The un-hired goons
Over the years, the concept of the goon squad has stayed around and broadened somewhat to where it can be used to describe a variety of thuggish, threatening endeavors. In this election year, there appears to be an unusually high number of Republican supporters who may be crossing over into The Goon Zone.
This whole picture began to gel when I read of the local Republican businessmen who pitched a total tizzy about the Michael Moore appearance at UNR. Here were a bunch of alums who got so bent at the thought of Moore coming to the campus to make fun of the ever-lampoonable Dubya that they began flexing whatever financial muscle they had to stop or somehow subvert his performance. They had enough financial clout to inspire UNR prez Lilley to brew up a letter reminding everyone that, hey, this is America, and Michael Moore is an American, and he has an opinion, and what part of the concept of free speech do you geniuses not quite fricking comprehend!!! (Not Lilley’s exact words.)

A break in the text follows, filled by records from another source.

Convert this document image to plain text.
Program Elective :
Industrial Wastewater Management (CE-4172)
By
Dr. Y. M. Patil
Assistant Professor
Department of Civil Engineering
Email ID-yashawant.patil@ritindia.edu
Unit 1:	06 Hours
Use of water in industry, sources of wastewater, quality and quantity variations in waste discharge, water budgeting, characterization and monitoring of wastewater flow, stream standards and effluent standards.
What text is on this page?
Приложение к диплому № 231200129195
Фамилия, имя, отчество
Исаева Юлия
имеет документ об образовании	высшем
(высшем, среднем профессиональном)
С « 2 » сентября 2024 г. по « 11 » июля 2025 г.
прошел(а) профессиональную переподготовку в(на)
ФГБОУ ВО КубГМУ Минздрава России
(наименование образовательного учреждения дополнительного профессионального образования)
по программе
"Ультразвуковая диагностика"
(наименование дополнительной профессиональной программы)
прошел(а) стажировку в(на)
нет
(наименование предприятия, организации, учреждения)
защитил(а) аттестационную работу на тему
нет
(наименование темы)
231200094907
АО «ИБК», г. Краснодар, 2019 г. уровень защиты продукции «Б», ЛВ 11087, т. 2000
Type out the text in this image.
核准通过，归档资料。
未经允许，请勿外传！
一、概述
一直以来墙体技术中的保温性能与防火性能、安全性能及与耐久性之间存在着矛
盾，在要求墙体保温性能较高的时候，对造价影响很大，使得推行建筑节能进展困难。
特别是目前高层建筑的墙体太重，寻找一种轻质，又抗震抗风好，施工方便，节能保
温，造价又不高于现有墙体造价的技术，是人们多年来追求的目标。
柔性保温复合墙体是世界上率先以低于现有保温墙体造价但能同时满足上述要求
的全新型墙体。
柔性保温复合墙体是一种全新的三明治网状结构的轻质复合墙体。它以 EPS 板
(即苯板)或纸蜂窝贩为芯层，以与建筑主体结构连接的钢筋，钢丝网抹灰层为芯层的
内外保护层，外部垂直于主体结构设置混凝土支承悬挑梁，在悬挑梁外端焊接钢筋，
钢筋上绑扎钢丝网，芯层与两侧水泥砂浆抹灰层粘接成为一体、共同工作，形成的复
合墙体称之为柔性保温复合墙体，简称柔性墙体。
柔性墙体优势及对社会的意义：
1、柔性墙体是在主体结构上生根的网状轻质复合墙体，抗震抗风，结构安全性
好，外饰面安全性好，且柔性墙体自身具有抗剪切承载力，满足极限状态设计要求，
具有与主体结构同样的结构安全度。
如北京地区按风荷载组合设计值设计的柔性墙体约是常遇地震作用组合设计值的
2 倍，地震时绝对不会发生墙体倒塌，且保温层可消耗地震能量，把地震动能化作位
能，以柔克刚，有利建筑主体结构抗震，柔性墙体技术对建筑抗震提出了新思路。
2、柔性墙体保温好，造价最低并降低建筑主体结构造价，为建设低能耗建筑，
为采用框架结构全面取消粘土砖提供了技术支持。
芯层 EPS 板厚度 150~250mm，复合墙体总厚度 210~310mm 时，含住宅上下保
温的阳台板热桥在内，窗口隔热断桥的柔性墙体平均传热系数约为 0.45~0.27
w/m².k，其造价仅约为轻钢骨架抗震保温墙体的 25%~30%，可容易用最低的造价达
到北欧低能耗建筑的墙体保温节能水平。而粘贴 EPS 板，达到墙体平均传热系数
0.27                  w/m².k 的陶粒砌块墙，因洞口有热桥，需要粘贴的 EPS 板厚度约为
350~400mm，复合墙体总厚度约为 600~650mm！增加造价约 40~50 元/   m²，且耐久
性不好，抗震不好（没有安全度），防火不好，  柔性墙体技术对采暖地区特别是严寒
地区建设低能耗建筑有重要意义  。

A review at this time is appropriate. In the United States, (1) Michael Moore is free to offer his show to UNR, (2) UNR is free to hire Mr. Moore, and (3) people who don’t like Moore are free to crab about it, demonstrate outside the event, and indeed, threaten to cease financial contributions to the university. But number three is OK only if (4) the university holds its ground and refuses to cancel Moore’s show. Thank God it did. Special kudos to Jeff Champagne, student vice-president of programming, for hanging tough in the face of some unexpected pressure.
Can you imagine similar threats raining down upon UNR from local Democrat alumni if Ann Coulter or Brit Hume were hired to speak on campus?
Further into the realm of goonball antics, it must be noted that an awful lot of Kerry/Edwards yard signs have been stolen these last few months, and a large number of Kerry stickers have been peeled from Democratic bumpers. (Wouldn’t you love to catch a sticker-stealing zealot in the act? If for nothing more than just to laugh at his donkey ass.) It seems safe to say that more bumper stickers and yard signs have disappeared this year than in the previous 14 elections combined. What that says is (1) people are seriously inflamed about politics these days, and (2) alcohol sales appear to be holding strong. It also says Democrats should think twice about putting one of those feisty little “F*** Bush” stickers on the car, unless you’re lookin’ for two flats, a busted antenna, and a potato pounded into your tailpipe.